The Indian rupee (INR) has faced significant volatility in recent years, leading to a decline in its value against major currencies. In July 2013, the Reserve Bank of India (RBI) introduced measures to stabilize the currency, but these were deemed ineffective at the time. However, there may be new steps revealed soon to support the INR. One surprise could be if the central bank offers a Foreign Currency Non-Residential Bond (FCNR-B) deposit scheme, also known as an ‘NRI bond’, to encourage inflows and strengthen the INR.
The RBI has been actively monitoring the situation and taking steps to stabilize the currency. In July 2013, it introduced a swap facility for banks to help them manage their dollar assets and liabilities. However, this measure was deemed ineffective at the time, as the INR continued to depreciate against the US dollar. Since then, the RBI has taken several other measures, including increasing interest rates, selling dollars from its reserves, and imposing capital controls to limit outflows of foreign currency.

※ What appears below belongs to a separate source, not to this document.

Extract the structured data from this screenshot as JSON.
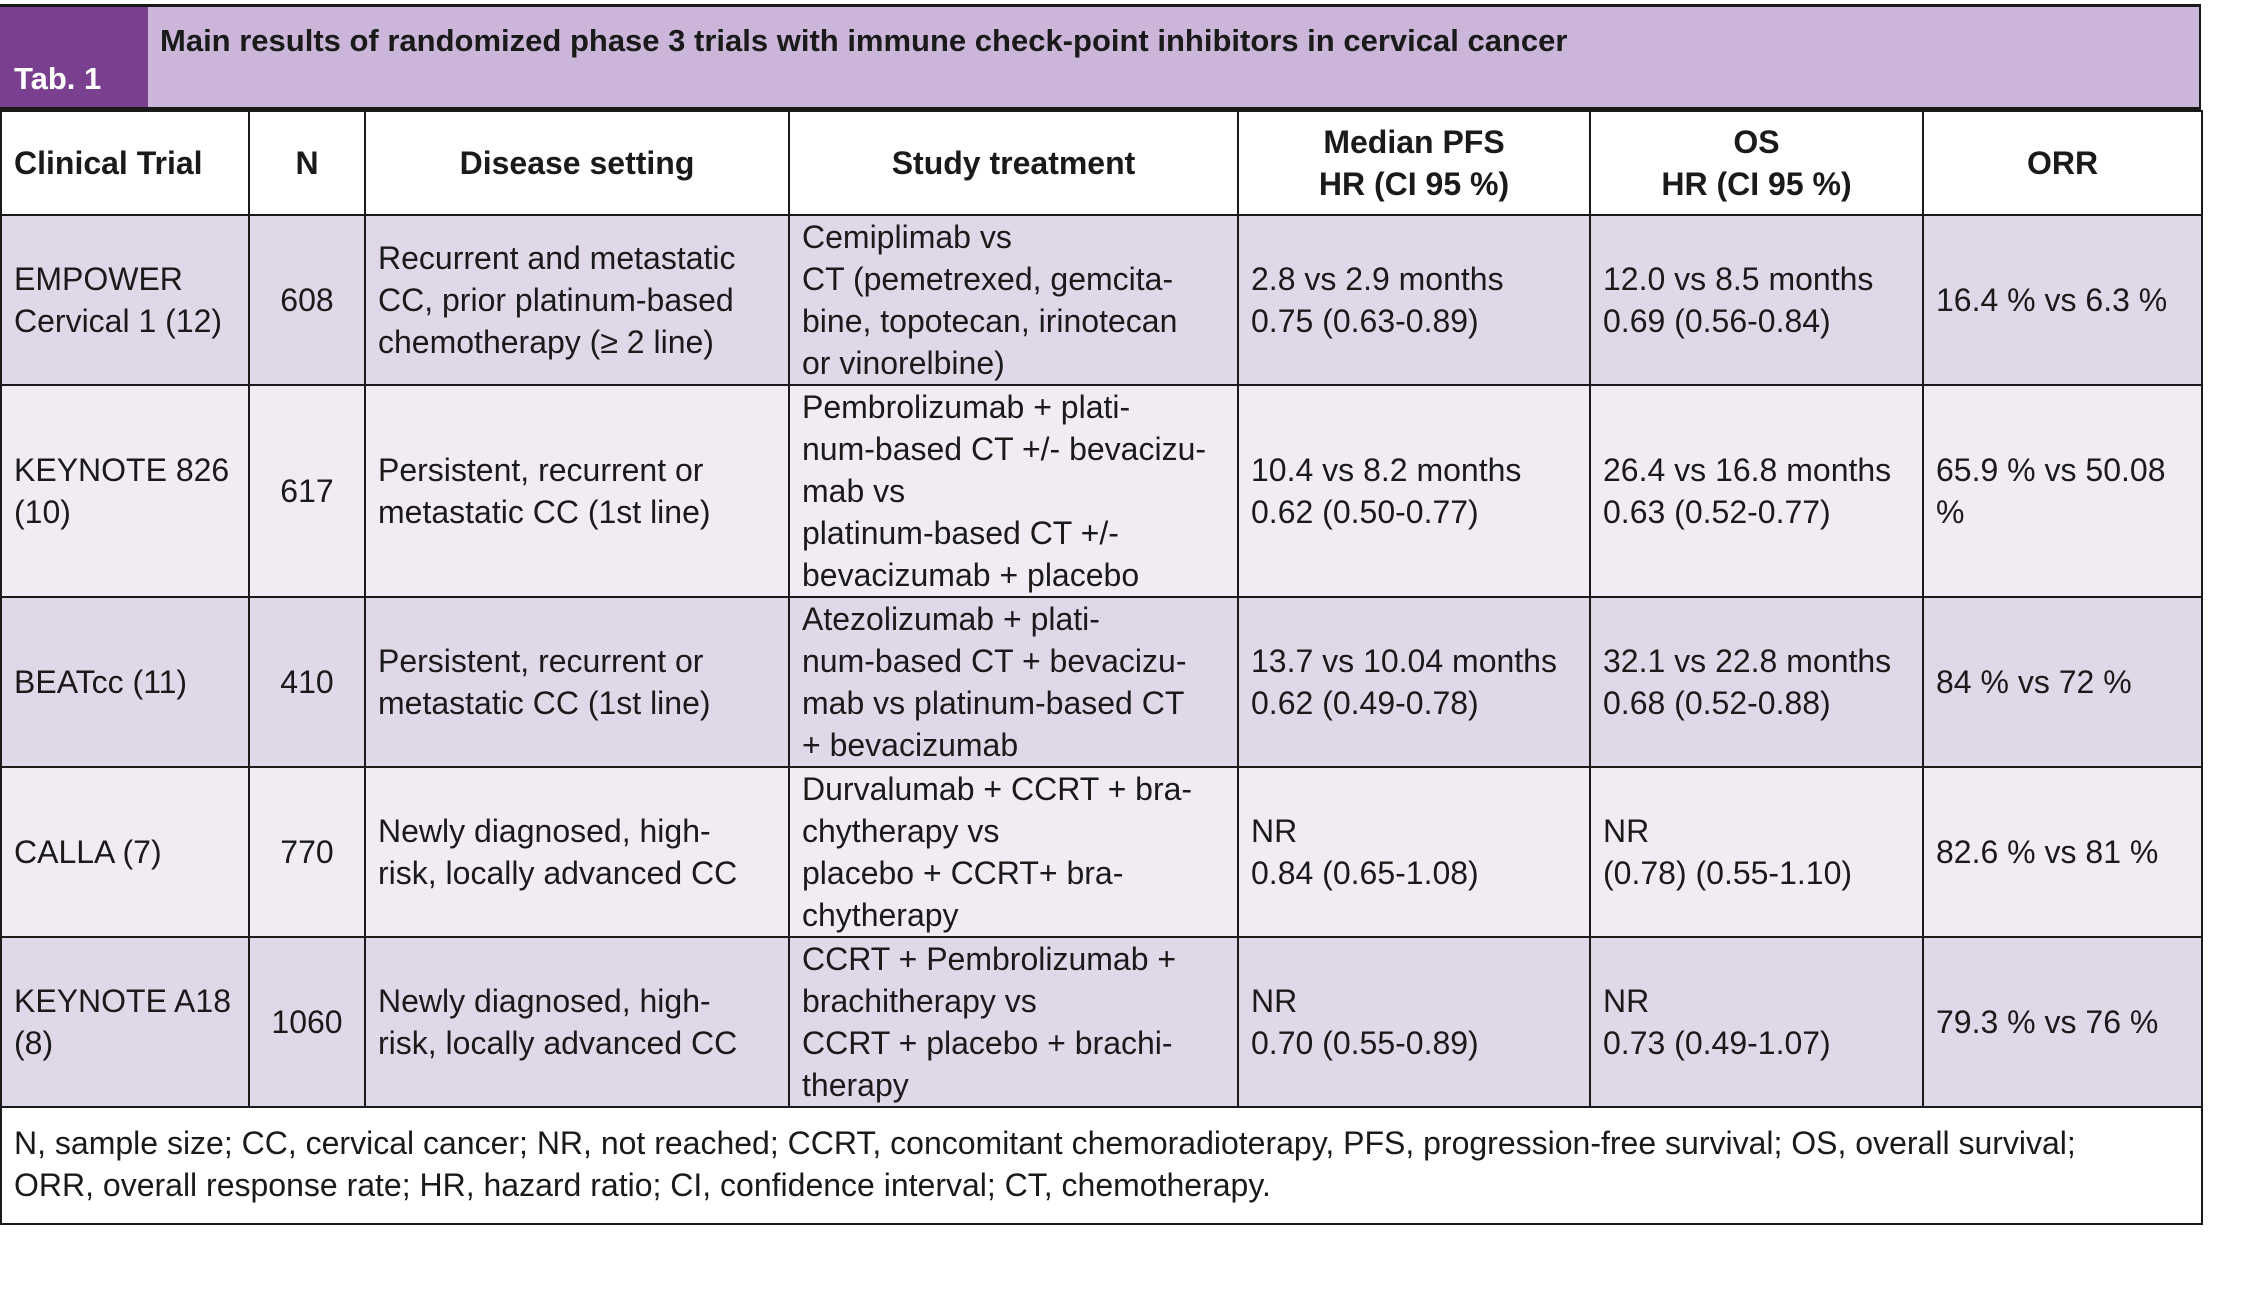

Despite these efforts, the INR continues to face challenges. The country’s current account deficit widened in 2013, and the RBI has faced criticism for not doing enough to support the currency. In response, the central bank may introduce a new deposit scheme aimed at attracting foreign investment and strengthening the INR.
One possible option could be an FCNR-B deposit scheme, which would allow non-resident Indians (NRIs) and foreign investors to invest in Indian rupees. This would provide a stable source of funding for the RBI and help stabilize the currency. The RBI could also offer attractive interest rates on these deposits to encourage more investment.
While an FCNR-B deposit scheme may be seen as a surprise, it is not entirely unprecedented. In 2013, the RBI introduced a similar scheme called the ‘NRI bond’, which was well received by foreign investors. The success of this scheme could provide a model for future deposit schemes aimed at supporting the INR.